Giorgio La Malfa su Il Mattino del 31 Luglio 2015: "Il coraggio del disavanzo per rilanciare la crescita"

di Giorgio La Malfa - 31/07/2015 - Economia
Giorgio La Malfa su Il Mattino del 31 Luglio 2015: "Il coraggio del disavanzo per rilanciare la crescita"

Nel 2006, l'Italia aveva un tasso di disoccupazione del 6,5%. Nel 2014, dopo i lunghi anni di crisi attraversati dal nostro paese, la disoccupazione ha toccato il 13%. Come ho scritto altre volte sul Mattino, ritengo che una salita così drammatica, che, oltretutto, assume connotati di particolare gravità nel Mezzogiorno, giustifichi e imponga un programma economico di emergenza. Quando, nella primavera scorsa il governo rese nota, nel Documento di Economia e Finanza, la propria impostazione di politica economica per il prossimo quadriennio, scrissi su questo giornale che la ripresa economica pre annunciata era troppo debole per incidere in maniera significativa sulla disoccupazione e che era indispensabile studiare il modo di accelerare il nostro ritmo di crescita. Del resto, erano le stesse previsioni del governo, che indicava un tasso di disoccupazione nel 2018 dell'11,9%, a dare forza a quella osservazione critica.

Ora è venuto il rapporto del Fondo Monetario Internazionale sull'economia italiana, nel quale si legge che, se l'Italia non trova il modo di accelerare il proprio ritmo di crescita, ci vorranno venti anni per riportare la disoccupazione al livello cui essa era prima della crisi. Il Ministero dell'Economia ha reagito con un certo fastidio alla pubblicazione del documento, osservando che esso non terrebbe conto delle innovazioni apportate di recente alla legislazione sul lavoro. E tuttavia quando venne presentato il Documento di Economia e Finanza, quelle innovazioni erano state già apportate e le previsioni del governo di una riduzione di un punto percentuale della disoccupazione in tre anni sono del tutto coerenti con la stima che ci vorrebbero vent'anni, a questo ritmo, per ridurre la disoccupazione di sette punti.

Dunque, la situazione è chiara: senza una spinta aggiuntiva alla crescita, la disoccupazione non si riassorbe. E poiché la politica monetaria della Bce ha condotto i tassi di interesse ai loro minimi storici, non vi sono altri margini per incentivare una più forte crescita con mezzi monetari. Rimane l'ltra leva di politica economica: il bilancio pubblico. Questo pone il Governo e lo avevo scritto anche nella scorsa primavera di fronte a un dilemma.

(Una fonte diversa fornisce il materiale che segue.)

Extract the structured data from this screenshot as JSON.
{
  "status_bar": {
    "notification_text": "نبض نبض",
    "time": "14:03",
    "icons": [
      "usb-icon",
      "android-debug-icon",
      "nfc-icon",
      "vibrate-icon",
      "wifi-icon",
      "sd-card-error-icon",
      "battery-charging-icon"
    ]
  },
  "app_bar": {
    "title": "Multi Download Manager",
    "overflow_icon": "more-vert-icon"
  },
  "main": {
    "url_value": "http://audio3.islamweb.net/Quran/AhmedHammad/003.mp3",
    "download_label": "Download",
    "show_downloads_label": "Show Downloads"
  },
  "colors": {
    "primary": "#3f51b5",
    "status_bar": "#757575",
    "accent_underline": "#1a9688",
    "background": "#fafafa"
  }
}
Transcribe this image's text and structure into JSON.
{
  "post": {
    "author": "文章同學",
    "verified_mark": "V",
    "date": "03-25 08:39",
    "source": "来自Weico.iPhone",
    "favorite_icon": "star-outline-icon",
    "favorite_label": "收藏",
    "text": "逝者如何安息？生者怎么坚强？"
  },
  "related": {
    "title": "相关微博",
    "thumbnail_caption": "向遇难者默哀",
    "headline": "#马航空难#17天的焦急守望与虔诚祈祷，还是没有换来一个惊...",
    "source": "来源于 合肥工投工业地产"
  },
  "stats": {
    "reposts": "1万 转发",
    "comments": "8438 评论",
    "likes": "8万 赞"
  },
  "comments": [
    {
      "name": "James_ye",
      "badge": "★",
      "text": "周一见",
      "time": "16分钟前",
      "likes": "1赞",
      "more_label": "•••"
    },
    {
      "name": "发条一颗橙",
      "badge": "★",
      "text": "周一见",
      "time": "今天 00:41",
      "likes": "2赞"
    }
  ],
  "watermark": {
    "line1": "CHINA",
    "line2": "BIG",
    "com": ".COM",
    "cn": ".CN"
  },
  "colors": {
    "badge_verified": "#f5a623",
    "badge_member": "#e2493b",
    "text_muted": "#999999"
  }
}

Se il Governo segue il percorso di rientro dal deficit concordato con l'Europa, di fatto deve accettare di non riassorbire se non marginalmente la disoccupazione aggiuntiva creatasi in questi anni. Se invece il Governo decide di stimolare una ripresa più forte, allora deve proporsi un disavanzo pubblico più alto di quello concordato con l'Europa, ma corre il rischio di entrare in conflitto con le autorità europee che sono ferme nell'interpretazione rigida dei parametri di rientro dal deficit. Il discorso del presidente del Consiglio di Milano della scorsa settimana, nel quale si delineava un ampio programma di riduzione delle imposte, sembrava indicare che il Governo aveva maturato la decisione di dare priorità alla ripresa economica ed alla lotta contro la disoccupazione. Sembrava segnare un punto di svolta importante. Ma le precisazioni successive degli ambienti del governo che hanno indicato la volontà di dare copertura a queste riduzioni di imposte con tagli della spesa pubblica, hanno sostanzialmente annullato la novità del discorso di Milano.

Dal punto di vista degli effetti sulla ripresa economica, una riduzione di imposte compensata da tagli di spesa è praticamente inefficace. Può essere giustificata da ragioni di equità, ma non muta la dimensione complessiva della domanda. Solo una riduzione del prelievo fiscale operata in disavanzo lascia nelle mani dei consumatori e degli imprenditori risorse che possono essere utilizzate per far ripartire i consumi e gli investimenti. I termini del problema sono questi e la questione non può essere nè elusa né aggirata. Si deve decidere se è più importante (o se è inevitabile) conformarsi alle richieste europee, o se invece si ritiene che la lotta contro la disoccupazione costituisce una priorità ineludibile. Nel primo caso ci si rassegna a una disoccupazione perennemente più elevata.

Nel secondo caso bisogna agire con determinazione accettando un incremento sostanzioso del disavanzo per almeno un paio di anni. Di quanto? Se il Governo pensa di ridurre le imposte per 35 miliardi di euro, si tratta essenzialmente di 2 punti in più di deficit in rapporto al PIL. Questi sono i termini del problema. Il Rapporto del Fondo monetario non fa che confermarlo. Ma è necessario uscire al più presto dall'ambiguità e dalle incertezze.